Il était 6 heures du matin,
et les Viets nous canardaient de tous les côtés depuis la veille au soir.
Ils comptaient apparemment détruire, raser la base, et ils ne nous laissaient
aucun répit. Une roquette explosa pas très loin de nous, ce qui a eu pour
effet de nous projeter au sol
AR « Ca va Baker ?
SC _ Oui.
AR _ Allez, relève-toi. »
Horn était à la radio dans
le boumker communication, et il essayait vainement de se faire entendre.
LG « Qu’est ce que c’est ?
HO _ De l’artillerie lourde
russe.
SA _ Faut se dépêcher, ils veulent faire sauter
toute la base.
HO _ Y a un hélico qui se
pointe.
LG _ Dites-lui d’aller se faire cuire un œuf.
HO _ C’est ce que j’ai
fait, il m’a dit d’aller me faire voir.
GI _ Arrêtez de tirer ! Il y a un hélico
qui se pointe !
SA _ Casse-toi ! N’atterrit
pas ! Si jamais il se casse pas, c’est moi qui lui ferais sauter son
zingue ! »
L’appareil a finalement
atterri et un officier en est sorti.
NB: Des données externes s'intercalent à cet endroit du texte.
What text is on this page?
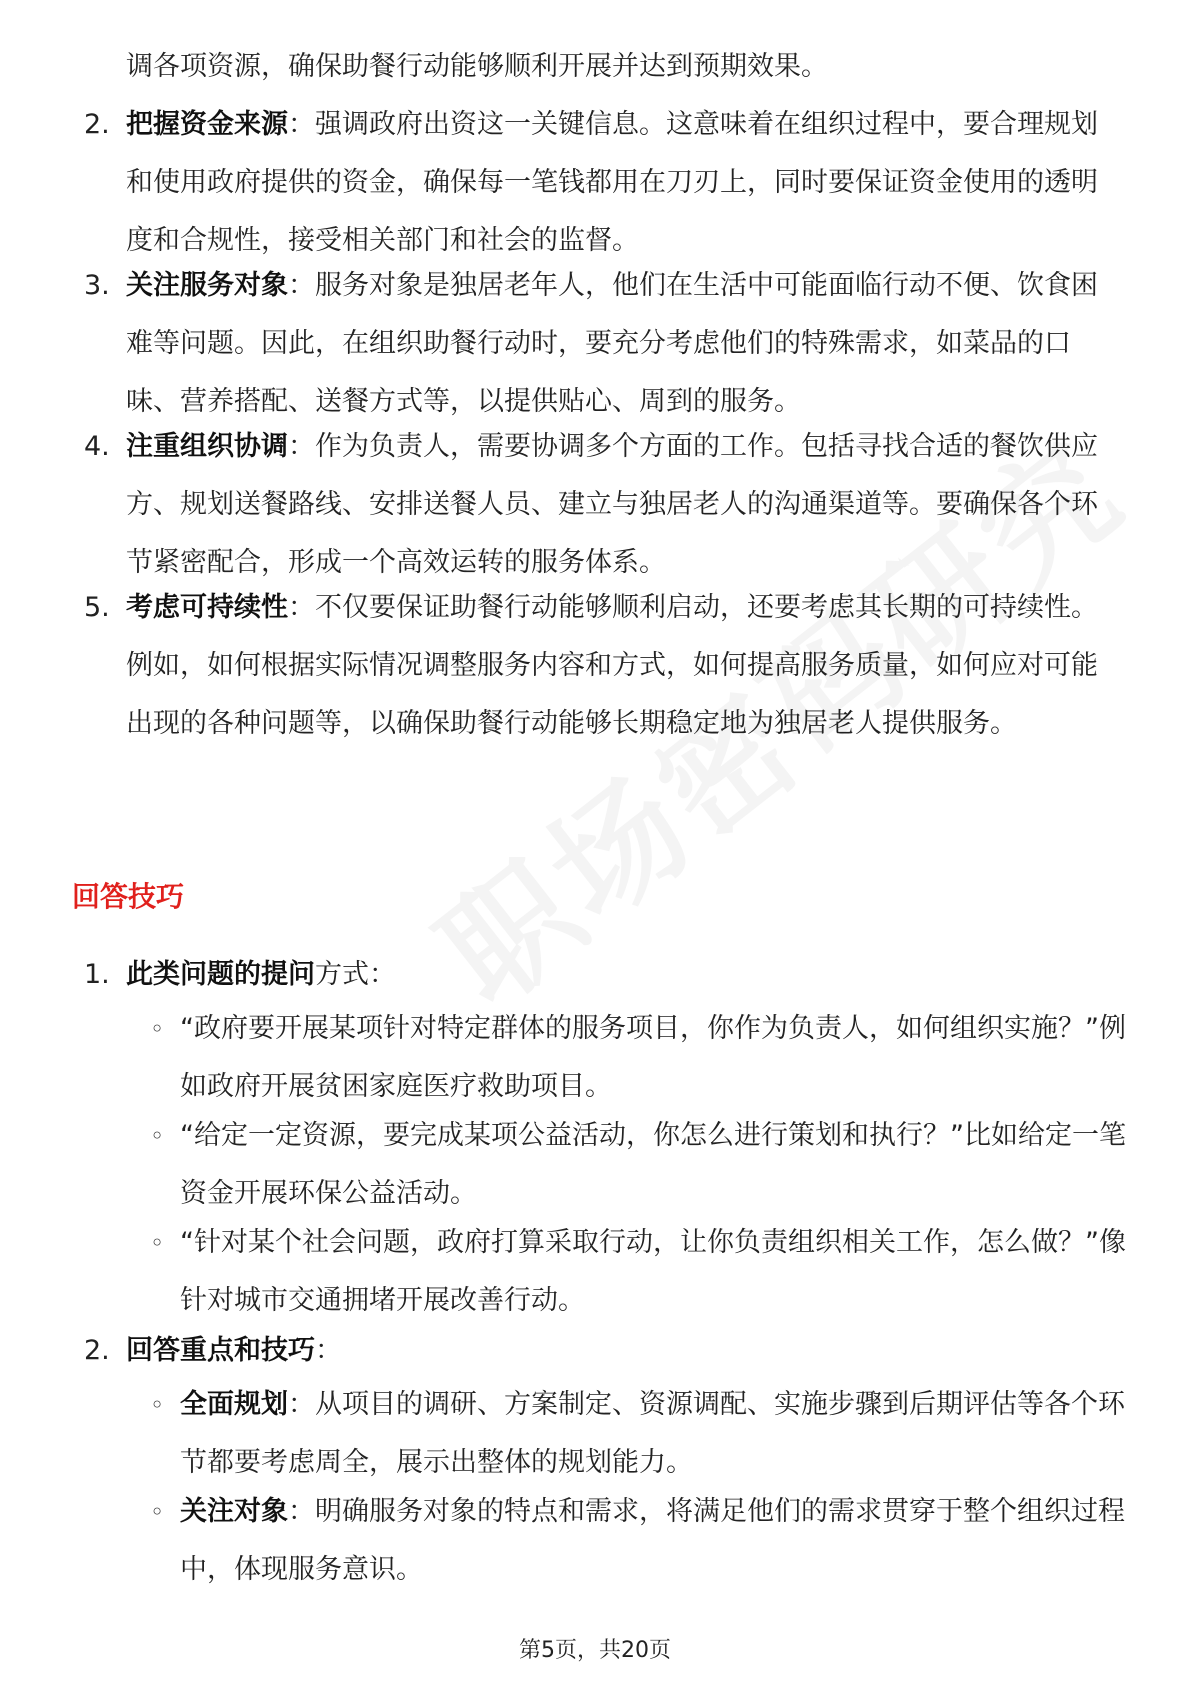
调各项资源，确保助餐行动能够顺利开展并达到预期效果。
2. 把握资金来源：强调政府出资这一关键信息。这意味着在组织过程中，要合理规划和使用政府提供的资金，确保每一笔钱都用在刀刃上，同时要保证资金使用的透明度和合规性，接受相关部门和社会的监督。
3. 关注服务对象：服务对象是独居老年人，他们在生活中可能面临行动不便、饮食困难等问题。因此，在组织助餐行动时，要充分考虑他们的特殊需求，如菜品的口味、营养搭配、送餐方式等，以提供贴心、周到的服务。
4. 注重组织协调：作为负责人，需要协调多个方面的工作。包括寻找合适的餐饮供应方、规划送餐路线、安排送餐人员、建立与独居老人的沟通渠道等。要确保各个环节紧密配合，形成一个高效运转的服务体系。
5. 考虑可持续性：不仅要保证助餐行动能够顺利启动，还要考虑其长期的可持续性。例如，如何根据实际情况调整服务内容和方式，如何提高服务质量，如何应对可能出现的各种问题等，以确保助餐行动能够长期稳定地为独居老人提供服务。
回答技巧
1. 此类问题的提问方式：
◦ “政府要开展某项针对特定群体的服务项目，你作为负责人，如何组织实施？”例如政府开展贫困家庭医疗救助项目。
◦ “给定一定资源，要完成某项公益活动，你怎么进行策划和执行？”比如给定一笔资金开展环保公益活动。
◦ “针对某个社会问题，政府打算采取行动，让你负责组织相关工作，怎么做？”像针对城市交通拥堵开展改善行动。
2. 回答重点和技巧：
◦ 全面规划：从项目的调研、方案制定、资源调配、实施步骤到后期评估等各个环节都要考虑周全，展示出整体的规划能力。
◦ 关注对象：明确服务对象的特点和需求，将满足他们的需求贯穿于整个组织过程中，体现服务意识。
第5页，共20页
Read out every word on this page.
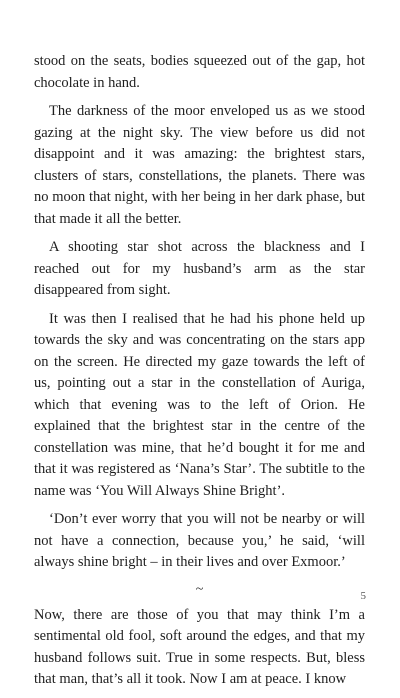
stood on the seats, bodies squeezed out of the gap, hot chocolate in hand.

The darkness of the moor enveloped us as we stood gazing at the night sky. The view before us did not disappoint and it was amazing: the brightest stars, clusters of stars, constellations, the planets. There was no moon that night, with her being in her dark phase, but that made it all the better.

A shooting star shot across the blackness and I reached out for my husband’s arm as the star disappeared from sight.

It was then I realised that he had his phone held up towards the sky and was concentrating on the stars app on the screen. He directed my gaze towards the left of us, pointing out a star in the constellation of Auriga, which that evening was to the left of Orion. He explained that the brightest star in the centre of the constellation was mine, that he’d bought it for me and that it was registered as ‘Nana’s Star’. The subtitle to the name was ‘You Will Always Shine Bright’.

‘Don’t ever worry that you will not be nearby or will not have a connection, because you,’ he said, ‘will always shine bright – in their lives and over Exmoor.’

~

Now, there are those of you that may think I’m a sentimental old fool, soft around the edges, and that my husband follows suit. True in some respects. But, bless that man, that’s all it took. Now I am at peace. I know

5
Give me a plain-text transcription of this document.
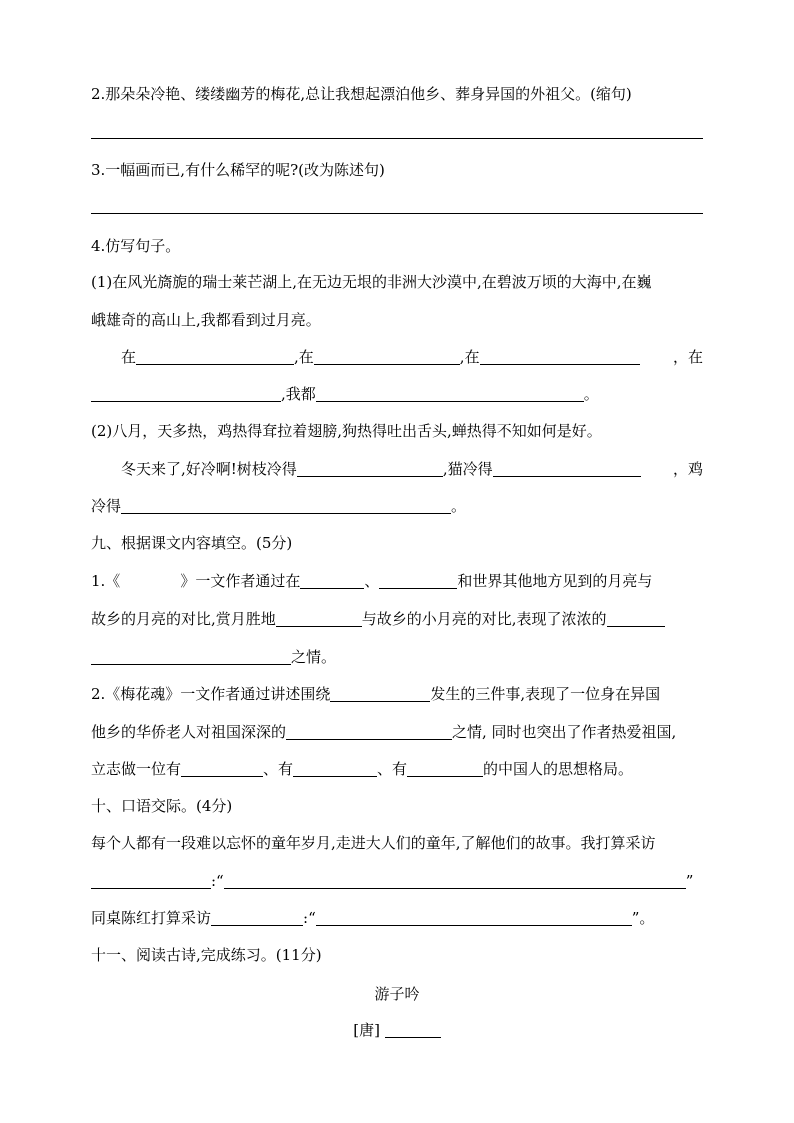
2.那朵朵冷艳、缕缕幽芳的梅花,总让我想起漂泊他乡、葬身异国的外祖父。(缩句)
3.一幅画而已,有什么稀罕的呢?(改为陈述句)
4.仿写句子。
(1)在风光旖旎的瑞士莱芒湖上,在无边无垠的非洲大沙漠中,在碧波万顷的大海中,在巍
峨雄奇的高山上,我都看到过月亮。
在	,在	,在	，在
,我都	。
(2)八月，天多热，鸡热得耷拉着翅膀,狗热得吐出舌头,蝉热得不知如何是好。
冬天来了,好冷啊!树枝冷得	,猫冷得	，鸡
冷得	。
九、根据课文内容填空。(5分)
1.《	》一文作者通过在	、	和世界其他地方见到的月亮与
故乡的月亮的对比,赏月胜地	与故乡的小月亮的对比,表现了浓浓的
之情。
2.《梅花魂》一文作者通过讲述围绕	发生的三件事,表现了一位身在异国
他乡的华侨老人对祖国深深的	之情, 同时也突出了作者热爱祖国,
立志做一位有	、有	、有	的中国人的思想格局。
十、口语交际。(4分)
每个人都有一段难以忘怀的童年岁月,走进大人们的童年,了解他们的故事。我打算采访
:“	”
同桌陈红打算采访	:“	”。
十一、阅读古诗,完成练习。(11分)
游子吟
[唐]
Il n’était pas très grand, brun, plutôt
sec, il ressemblait à un petit roquet, il avait l’air d’être le type même
de l’officier qui n’a jamais été confronté aux combats.
CL « Lieutenant Goldman,
je suis le capitaine Larrys, je suis venu prendre le commandement.
LG _ Mais vous ne deviez
venir que la semaine prochaine.
CL _ En apprenant votre
situation, j’ai décidé de venir plus tôt. En hélico, je pense avoir repéré leur
emplacement. Vous avez une carte ?
LG _ Oui. Attention !! »
Il y eut une explosion près
d’eux. Le lieutenant et le sergent s’aplatirent à terre, contrairement à eux,
le capitaine resta debout, impassible.
CL « Un peu de nerf soldats ! »
Ils sont allés à l’intérieur
du boumker communication, une fois dedans, le capitaine donna ses instructions
à Horn.
CL « Envoyez ces coordonnées
à l’artillerie. Alfa Lima 199870.
HO_ Bombardez la position
Alfa Lima 199870.
LG _ Dîtes-leur de garder
le contact.
HO_ Gardez le contact. Vous
avez réglé le tir ?
Rad_ Il est tombé 200
mètres plus loin.
HO_ Corrigez les
coordonnées et recommencez.
Rad_ Bingo !! Dans
le mille !! Plus aucun problème. »
Ca allait nous laisser un
peu de répit. Quand ils sont sortis du boumker, nous remettions le camp sur
pied, tout était sans dessus dessous, il fallait profiter de cette accalmie.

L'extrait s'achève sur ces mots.